也就是在这一刻她才终于明白为什么自己费尽心机坐上郑家家主的位置仍旧不开心,原来,她早就开始羡慕一爷潇洒自在的生活了。
我不怀好意的笑了声,“面试?那美女你接受潜规则吗?”
“求之不得!”
郑佩佩娇笑了声。
挂断了电话后,我抬起头,面容顿时僵住了。
只见一爷双手叠在胸前,一脸戏谑的望着我,“怎么?郑佩佩要来顶我的班?”
“也是,人家是公众人物,又是资深的大掌柜,肯定比我强,让她来吧,我主动退出。”
见她生气了,我急忙上前,从后面抱住了她。
摸着她柔软的小肚子,我附在她耳边,哄着她道:“一爷,你是我第一个掌柜,也是我永远的总掌柜。就算郑佩佩来了,她也是你的手下。”
“真的?”
一爷挑了挑眉,似乎还有点激动,“那我是不是可以欺负她了?我让她往东,她就不能往西,我让她打虎,她就不能撵鸡?”
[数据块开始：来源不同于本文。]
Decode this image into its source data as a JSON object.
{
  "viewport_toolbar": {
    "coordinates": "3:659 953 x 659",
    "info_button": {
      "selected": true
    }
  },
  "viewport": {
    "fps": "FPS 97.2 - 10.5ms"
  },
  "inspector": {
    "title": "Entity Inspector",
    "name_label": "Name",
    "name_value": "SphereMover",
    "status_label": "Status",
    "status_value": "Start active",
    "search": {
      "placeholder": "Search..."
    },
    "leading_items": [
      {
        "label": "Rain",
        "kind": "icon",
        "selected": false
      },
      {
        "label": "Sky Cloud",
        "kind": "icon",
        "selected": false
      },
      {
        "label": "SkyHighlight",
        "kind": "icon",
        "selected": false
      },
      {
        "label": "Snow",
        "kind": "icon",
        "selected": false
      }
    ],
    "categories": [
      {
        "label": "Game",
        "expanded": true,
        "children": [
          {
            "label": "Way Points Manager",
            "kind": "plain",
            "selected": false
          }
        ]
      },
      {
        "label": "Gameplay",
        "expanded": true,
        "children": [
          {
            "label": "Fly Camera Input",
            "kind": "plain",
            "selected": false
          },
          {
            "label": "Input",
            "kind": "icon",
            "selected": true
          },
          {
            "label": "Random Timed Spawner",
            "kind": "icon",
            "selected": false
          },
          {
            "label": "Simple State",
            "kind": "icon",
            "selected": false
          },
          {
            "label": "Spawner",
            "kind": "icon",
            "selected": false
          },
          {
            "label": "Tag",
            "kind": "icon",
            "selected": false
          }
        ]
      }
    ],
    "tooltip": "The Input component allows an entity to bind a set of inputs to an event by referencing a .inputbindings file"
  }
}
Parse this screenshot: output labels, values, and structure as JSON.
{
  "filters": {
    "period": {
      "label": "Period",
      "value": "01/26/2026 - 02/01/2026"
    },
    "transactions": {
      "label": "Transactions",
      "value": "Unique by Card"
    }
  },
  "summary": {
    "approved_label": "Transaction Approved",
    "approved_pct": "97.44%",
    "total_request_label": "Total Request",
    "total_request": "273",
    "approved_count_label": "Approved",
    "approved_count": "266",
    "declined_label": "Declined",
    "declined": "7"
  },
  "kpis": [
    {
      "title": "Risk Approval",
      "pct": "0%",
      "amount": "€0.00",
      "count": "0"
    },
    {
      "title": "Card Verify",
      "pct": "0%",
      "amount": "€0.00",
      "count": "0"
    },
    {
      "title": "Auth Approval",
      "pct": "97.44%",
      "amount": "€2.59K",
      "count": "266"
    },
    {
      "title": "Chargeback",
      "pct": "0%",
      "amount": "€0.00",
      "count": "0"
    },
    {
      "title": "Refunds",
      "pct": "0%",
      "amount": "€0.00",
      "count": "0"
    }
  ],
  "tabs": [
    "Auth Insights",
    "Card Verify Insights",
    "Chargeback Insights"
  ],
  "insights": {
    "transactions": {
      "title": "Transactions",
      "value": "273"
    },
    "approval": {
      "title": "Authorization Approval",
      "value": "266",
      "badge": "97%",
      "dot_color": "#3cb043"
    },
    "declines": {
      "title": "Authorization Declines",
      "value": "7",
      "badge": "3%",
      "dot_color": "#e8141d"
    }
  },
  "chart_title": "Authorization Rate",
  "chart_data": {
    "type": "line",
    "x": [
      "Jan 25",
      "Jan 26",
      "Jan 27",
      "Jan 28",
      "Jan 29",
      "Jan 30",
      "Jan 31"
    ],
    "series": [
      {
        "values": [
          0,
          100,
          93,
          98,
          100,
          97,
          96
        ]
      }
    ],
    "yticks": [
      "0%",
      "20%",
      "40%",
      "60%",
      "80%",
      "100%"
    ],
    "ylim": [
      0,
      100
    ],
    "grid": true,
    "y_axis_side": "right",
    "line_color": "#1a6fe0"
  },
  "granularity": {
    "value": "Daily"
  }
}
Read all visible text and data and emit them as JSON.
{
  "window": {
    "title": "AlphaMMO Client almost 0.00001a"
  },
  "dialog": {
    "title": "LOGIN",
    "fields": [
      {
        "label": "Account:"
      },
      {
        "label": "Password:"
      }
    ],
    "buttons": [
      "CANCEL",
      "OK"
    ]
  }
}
我收回刚才的话,郑佩佩若是加入,也不是百利而无一害。
我可以预想的到,她们姐妹之间的争斗可能会愈演愈烈,甚至可能会达到水火不容的地步。
一瞬间,我又开始头疼了。
我垮着脸,尴尬的道:“也不是非要那么过分,一爷……”
我还没说完,就见一爷不满的跺了跺脚,“你看,我就知道你在骗我,身为总掌柜,我连命令下属的权利都没有?那我还怎么在团队里树立威信?”
一爷说的也有道理,我只好点头答应,“好,我给你权利。”
“但咱丑话说在前头,如果因为你一时之气,导致咱们聚贤庄几大堂口的生意出现了问题,那也要唯你是问。”
见我这么说,一爷的眼底赫然划过了一抹狠意,“你放心,我能当总掌柜,肯定要顶得住压力,我会好好用郑佩佩,让她为咱们创造更大的价值。”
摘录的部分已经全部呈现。